In Europe, dependence on GNSS (Global Navigation Satellite Systems), satellite navigation systems such as the U.S. GPS or Europe’s Galileo, is no longer just an engineering concern. It has become a tangible risk for aircraft, ships, and the energy and telecom networks that rely on ultra-precise timing.
In recent years, reports of interference have mounted: disrupted signals, complicated flight paths, and ship tracks that “jump” across navigation displays. In October 2025, the International Civil Aviation Organization (ICAO) formally condemned these practices, singling out jamming and spoofing widely attributed to Russia. For ICAO, they directly undermine aviation safety and violate the Chicago Convention, the foundational treaty of international civil aviation.
At the same time, the European Union is moving quickly on another front: cybersecurity. With the Cyber Solidarity Act, Brussels is standing up a network of interconnected cyber-monitoring centers,the European Cyber Shield, and a reserve of cyber specialists that can be deployed in a crisis. The objective is clear: detect attacks earlier, share alerts faster, and give operators real Plan B options to keep flying, sailing, and operating even when GNSS (GPS, Galileo, etc.) goes dark.
When a commercial route stops because of GNSS
Civil aviation has already had a taste of this “uncertain GNSS” environment.
In April 2024, Finnair suspended flights to Tartu, Estonia, for a month. The trigger was GPS interference during approach, the most sensitive phase of a flight. The workaround was to introduce an approach procedure that no longer relied on satellite signals, but on traditional ground-based radio aids.
For aircrews and regulators, the episode was a wake-up call: having procedures and tools that do not depend on GNSS is no longer a doctrinal luxury, but an essential safety net.
Cyber exercises now pull in sky and space
On the cyber defense side, major European exercises have evolved accordingly.
The Locked Shields and Crossed Swords exercises, run under NATO and European partner auspices, have progressively integrated new scenarios, including:
- attacks on power and telecom networks,
- disruption of satellite links,
- exploitation or protection of 5G networks,
- controlled use of countermeasures in cyberspace.
Another notable shift is the growing presence of civilian and private-sector actors within the staffs that take part in these drills. That reflects a simple reality: crises are no longer purely military; they are hybrid by design. The boundary between aviation safety, cybersecurity, and the protection of critical infrastructure is increasingly porous.
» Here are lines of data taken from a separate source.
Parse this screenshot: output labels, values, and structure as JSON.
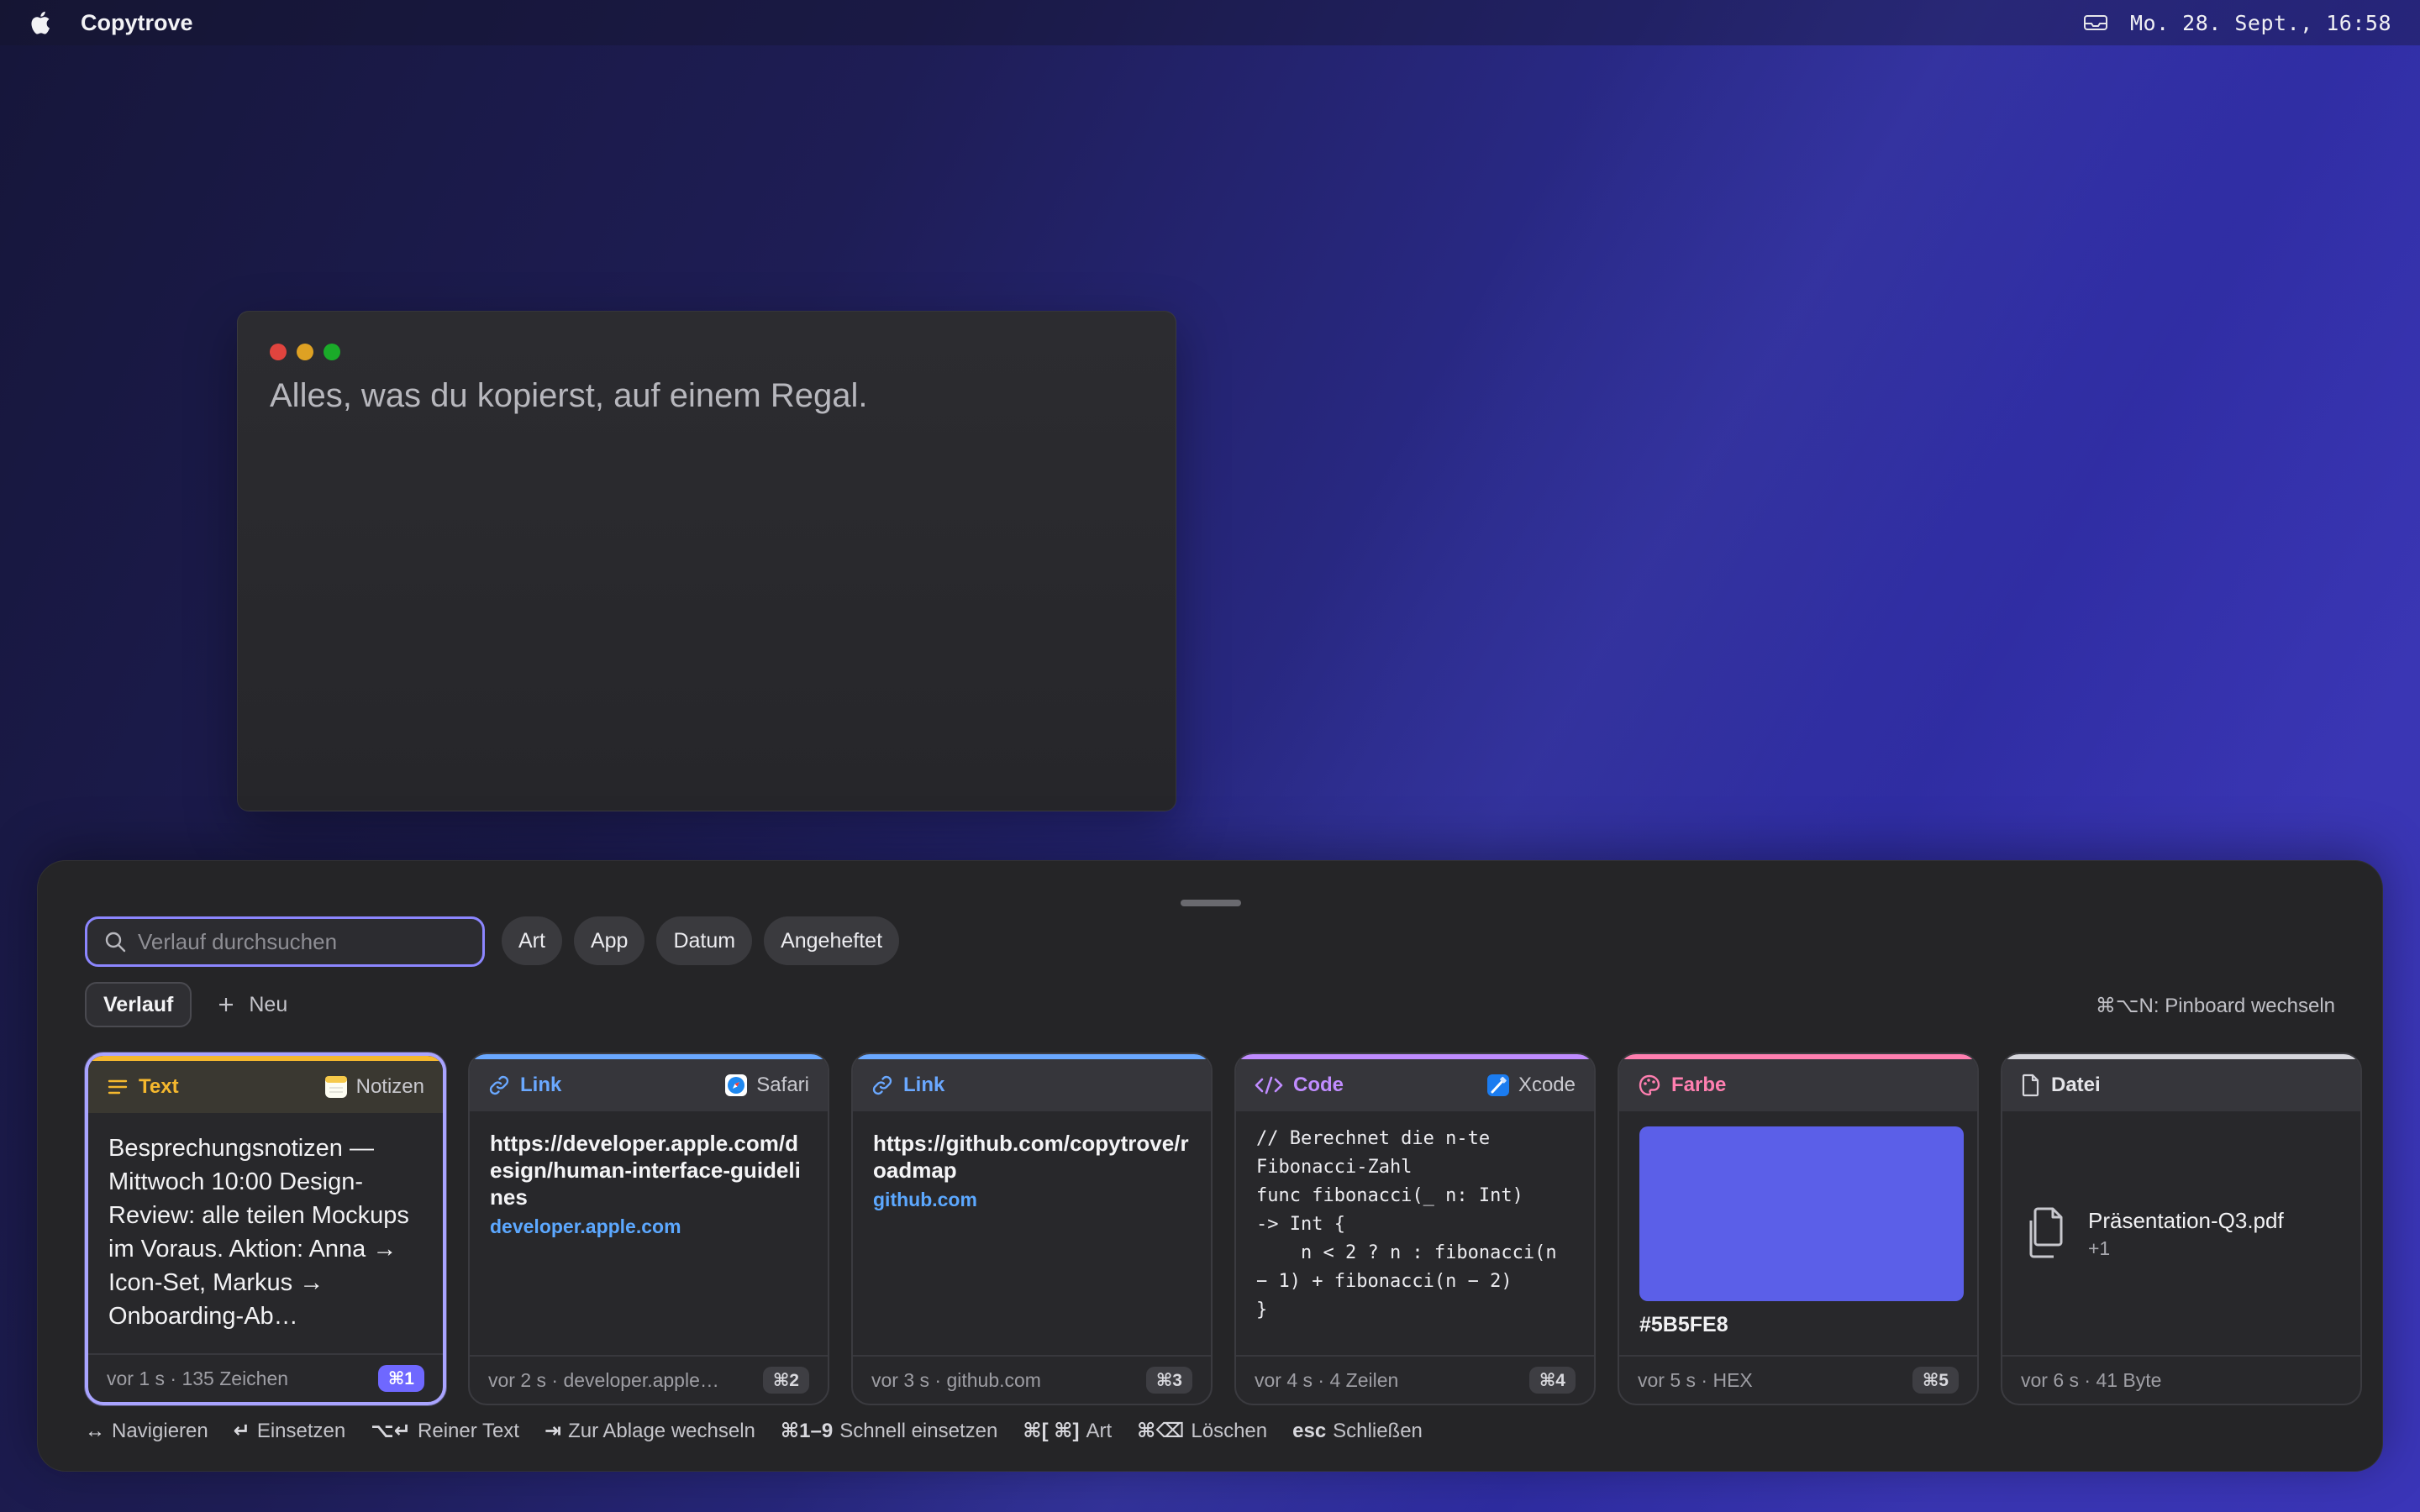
{
  "menubar": {
    "app_name": "Copytrove",
    "clock": "Mo. 28. Sept., 16:58"
  },
  "window": {
    "headline": "Alles, was du kopierst, auf einem Regal."
  },
  "panel": {
    "search": {
      "placeholder": "Verlauf durchsuchen"
    },
    "filters": [
      "Art",
      "App",
      "Datum",
      "Angeheftet"
    ],
    "tabs": {
      "active": "Verlauf",
      "new_label": "Neu"
    },
    "pinboard_hint": "⌘⌥N: Pinboard wechseln",
    "cards": [
      {
        "kind": "Text",
        "kind_color": "#f5b82e",
        "source_app": "Notizen",
        "content": "Besprechungsnotizen — Mittwoch 10:00 Design-Review: alle teilen Mockups im Voraus. Aktion: Anna → Icon-Set, Markus → Onboarding-Ab…",
        "meta": "vor 1 s · 135 Zeichen",
        "shortcut": "⌘1"
      },
      {
        "kind": "Link",
        "kind_color": "#6aa8ff",
        "source_app": "Safari",
        "url": "https://developer.apple.com/design/human-interface-guidelines",
        "host": "developer.apple.com",
        "meta": "vor 2 s · developer.apple…",
        "shortcut": "⌘2"
      },
      {
        "kind": "Link",
        "kind_color": "#6aa8ff",
        "url": "https://github.com/copytrove/roadmap",
        "host": "github.com",
        "meta": "vor 3 s · github.com",
        "shortcut": "⌘3"
      },
      {
        "kind": "Code",
        "kind_color": "#c08cff",
        "source_app": "Xcode",
        "code": "// Berechnet die n-te\nFibonacci-Zahl\nfunc fibonacci(_ n: Int)\n-> Int {\n    n < 2 ? n : fibonacci(n\n− 1) + fibonacci(n − 2)\n}",
        "meta": "vor 4 s · 4 Zeilen",
        "shortcut": "⌘4"
      },
      {
        "kind": "Farbe",
        "kind_color": "#ff7fb0",
        "color_value": "#5B5FE8",
        "hex_label": "#5B5FE8",
        "meta": "vor 5 s · HEX",
        "shortcut": "⌘5"
      },
      {
        "kind": "Datei",
        "kind_color": "#d6d6dc",
        "file_name": "Präsentation-Q3.pdf",
        "file_extra": "+1",
        "meta": "vor 6 s · 41 Byte"
      }
    ],
    "shortcuts": [
      {
        "key": "↔",
        "label": "Navigieren"
      },
      {
        "key": "↵",
        "label": "Einsetzen"
      },
      {
        "key": "⌥↵",
        "label": "Reiner Text"
      },
      {
        "key": "⇥",
        "label": "Zur Ablage wechseln"
      },
      {
        "key": "⌘1–9",
        "label": "Schnell einsetzen"
      },
      {
        "key": "⌘[ ⌘]",
        "label": "Art"
      },
      {
        "key": "⌘⌫",
        "label": "Löschen"
      },
      {
        "key": "esc",
        "label": "Schließen"
      }
    ]
  }
}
Continuity as the red thread
In aviation, the equation is simple but demanding:
keep aircraft taking off and landing safely even when the GNSS environment is compromised.
That requires:
- crews who still know how to fly using ground-based radio aids and the associated procedures,
- control towers equipped with sensors able to spot signal anomalies,
- clear Notices to Air Missions (NOTAMs) and rapid rerouting plans.
For drones, the logic is similar:
- multiply navigation sources (GNSS, inertial, vision, and potentially backup signals from LEO satellites or eLoran),
- test “loss of GNSS” procedures in realistic conditions to keep trajectories safe and avoid endangering other aircraft.
For ground-based air defense, the core issue is time synchronization between radars, command centers, and firing units. Forces need resilient clocks and hardened synchronization protocols that can keep working even when the reference GNSS signal is jammed.
At sea, automated spoofing alarms on the bridge – and a return to good seamanship, cross-checking the GNSS fix with coastal radar, inertial data, or simple visual bearings, are once again becoming central practices.
How to tell if Europe has really stepped up
Three indicators will show whether Europe has truly moved up a gear:
- The number of OSNMA-capable receivers able to authenticate Galileo signals and the measured impact on GNSS spoofing attempts.
- The speed and quality of alerts produced by the European Cyber Shield: reaction time, maps of interference zones, and guidance pushed to operators.
- Progress on backup programs (LEO-based navigation, eLoran): costs, integration into existing systems, and operational doctrine.
If these three strands advance together – more secure satellites, deployed Plan Bs, and an effective warning chain – Europe will finally field a multilayer positioning, navigation and timing (PNT) architecture, built around but also beyond GNSS. In practice, that means a system able to absorb attacks without bringing aviation or maritime traffic to a halt.